You think it drives just animals nuts? It’s causing thousands of otherwise sane humans to visit Hopkinsville, KY — WaPo commentor
Per the Washington Post, “During the solar eclipse, animals will be extremely confused“:
Margarita Woc Colburn’s childhood memories of a July 1991 total solar eclipse in Central America are of a social gathering for excited adult relatives who spent hours waiting for an event that was over in minutes.
But the future veterinarian’s gaze was drawn earthward.
“I was looking down on a valley in Guatemala, and I just remember the flock of birds, this massive thing going down to the trees getting ready for nesting, just like what you see at night,” Woc Colburn said, describing a short span when the moon completely obscured the sun. “Then, it felt like a new day. Birds came out and were singing.”
Today she is an associate veterinarian and researcher at the Nashville Zoo at Grassmere — which is in the path of totality. During Monday’s total solar eclipse, Woc Colburn’s primary concern once again will be on the animals she has made her life’s work. She predicts birds are likely to provide the greatest spectacle this time around, too.
“We might see something similar with the starlings,” she said. “I’m interested to see whether they go to roost. It will get very noisy if they do.”
Woc Colburn thinks additional bird species and other zoo animals such as lemurs, clouded leopards and kangaroos may also begin to exhibit nighttime habits when totality hits, whether that’s waking up, going to sleep or lining up for a feeding.
It’s all speculation, however, which is something Woc Colburn finds quite surprising.
There is scant research on animal behavior during solar eclipses, owing primarily to the rarity of such events and the difficulty of recording enough observations. That’s poised to change…
Observers nationwide, including visitors to the Nashville Zoo, are being encouraged to join an ambitious and unprecedented attempt at crowdsourced scientific research by using the California Academy of Sciences’ iNaturalist app to document animal reactions.
Nashville researchers also plan to scrape social media postings that tag the zoo. Spokesman Jim Bartoo said researchers will accept any analog observations that are submitted…
Eclipse watchers are bracing for a major bummer should clouds obscure their view.
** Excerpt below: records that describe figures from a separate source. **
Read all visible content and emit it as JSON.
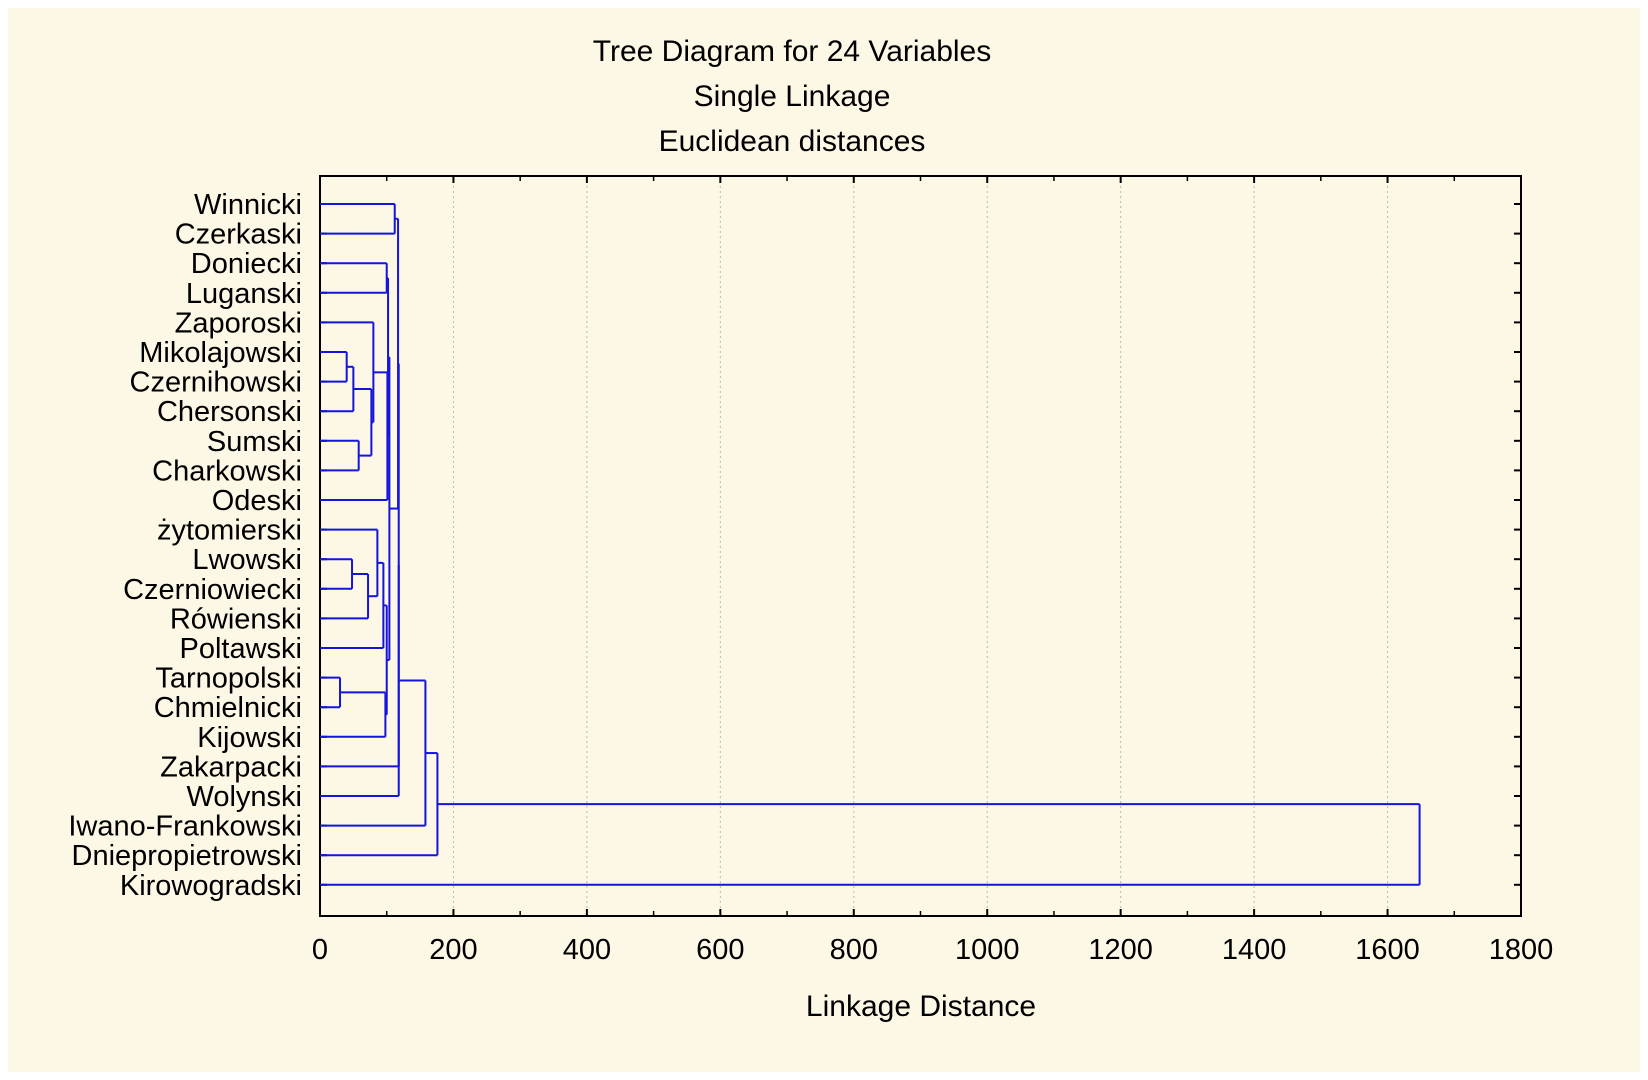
{
  "chart_data": {
    "type": "dendrogram",
    "title_lines": [
      "Tree Diagram for 24  Variables",
      "Single Linkage",
      "Euclidean distances"
    ],
    "xlabel": "Linkage Distance",
    "xlim": [
      0,
      1800
    ],
    "xticks": [
      "0",
      "200",
      "400",
      "600",
      "800",
      "1000",
      "1200",
      "1400",
      "1600",
      "1800"
    ],
    "grid": "vertical dotted",
    "line_color": "#1414dc",
    "leaves": [
      "Winnicki",
      "Czerkaski",
      "Doniecki",
      "Luganski",
      "Zaporoski",
      "Mikolajowski",
      "Czernihowski",
      "Chersonski",
      "Sumski",
      "Charkowski",
      "Odeski",
      "żytomierski",
      "Lwowski",
      "Czerniowiecki",
      "Rówienski",
      "Poltawski",
      "Tarnopolski",
      "Chmielnicki",
      "Kijowski",
      "Zakarpacki",
      "Wolynski",
      "Iwano-Frankowski",
      "Dniepropietrowski",
      "Kirowogradski"
    ],
    "merges": [
      {
        "left": "Tarnopolski",
        "right": "Chmielnicki",
        "distance": 30,
        "id": "C1"
      },
      {
        "left": "Mikolajowski",
        "right": "Czernihowski",
        "distance": 40,
        "id": "C2"
      },
      {
        "left": "Lwowski",
        "right": "Czerniowiecki",
        "distance": 48,
        "id": "C3"
      },
      {
        "left": "C2",
        "right": "Chersonski",
        "distance": 50,
        "id": "C4"
      },
      {
        "left": "Sumski",
        "right": "Charkowski",
        "distance": 58,
        "id": "C5"
      },
      {
        "left": "C3",
        "right": "Rówienski",
        "distance": 72,
        "id": "C6"
      },
      {
        "left": "C4",
        "right": "C5",
        "distance": 77,
        "id": "C7"
      },
      {
        "left": "Zaporoski",
        "right": "C7",
        "distance": 80,
        "id": "C8"
      },
      {
        "left": "żytomierski",
        "right": "C6",
        "distance": 86,
        "id": "C9"
      },
      {
        "left": "C9",
        "right": "Poltawski",
        "distance": 95,
        "id": "C10"
      },
      {
        "left": "C1",
        "right": "Kijowski",
        "distance": 98,
        "id": "C11"
      },
      {
        "left": "Doniecki",
        "right": "Luganski",
        "distance": 100,
        "id": "C12"
      },
      {
        "left": "C10",
        "right": "C11",
        "distance": 100,
        "id": "C13"
      },
      {
        "left": "C8",
        "right": "Odeski",
        "distance": 101,
        "id": "C14"
      },
      {
        "left": "C12",
        "right": "C14",
        "distance": 102,
        "id": "C15"
      },
      {
        "left": "C15",
        "right": "C13",
        "distance": 104,
        "id": "C16"
      },
      {
        "left": "Winnicki",
        "right": "Czerkaski",
        "distance": 112,
        "id": "C17"
      },
      {
        "left": "C17",
        "right": "C16",
        "distance": 117,
        "id": "C18"
      },
      {
        "left": "C18",
        "right": "Zakarpacki",
        "distance": 118,
        "id": "C19"
      },
      {
        "left": "C19",
        "right": "Wolynski",
        "distance": 118,
        "id": "C20"
      },
      {
        "left": "C20",
        "right": "Iwano-Frankowski",
        "distance": 158,
        "id": "C21"
      },
      {
        "left": "C21",
        "right": "Dniepropietrowski",
        "distance": 176,
        "id": "C22"
      },
      {
        "left": "C22",
        "right": "Kirowogradski",
        "distance": 1648,
        "id": "C23"
      }
    ]
  }
}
While Woc Colburn agrees that would be a serious letdown, she also noted that clouds shouldn’t affect how animals react, so those who choose to spend the eclipse at the zoo won’t be wholly deprived of a unique experience…
From the earlier WaPo story on the iNaturalist app:
… Created by the California Academy of Sciences, iNaturalist allows anyone to take a picture of an animal (or plant or fungi or whatever) and make an attempt to identify it. Then others, including experts, weigh in on whether your ID is correct or not…
On the day of the eclipse, the app will feature a special drawdown menu that allows you to record observations leading up to, during, and after the astronomical event. Simply keep an eye out for any interesting or unusual behavior and snap a few pics while you enjoy the show…
I’ve never tried to download any apps to my second-hand Galaxy S6, but I may have to encourage my ombraphilic Spousal Unit to do so for the big event. Since he plans for us to observe the partial eclipse from our back yard, this will put him into a Virgo dilemma — on the one hand, he could record any unusual behavior on the part of our little rescue dogs; on the other hand, he’ll be terrified that they’ll damage their retinas…
(For the record, I predict even Sydney, who is the youngest and most nervous of our pack, will pay absolutely no attention whatsoever to the Great Event. And even were he to notice, dogs don’t stare at the sun. But if I’m gonna be dragged out to watch the show, I might as well enjoy whatever side benefits I can derive.)
Apart from eclipse-watching preparation, what’s on the agenda for the day?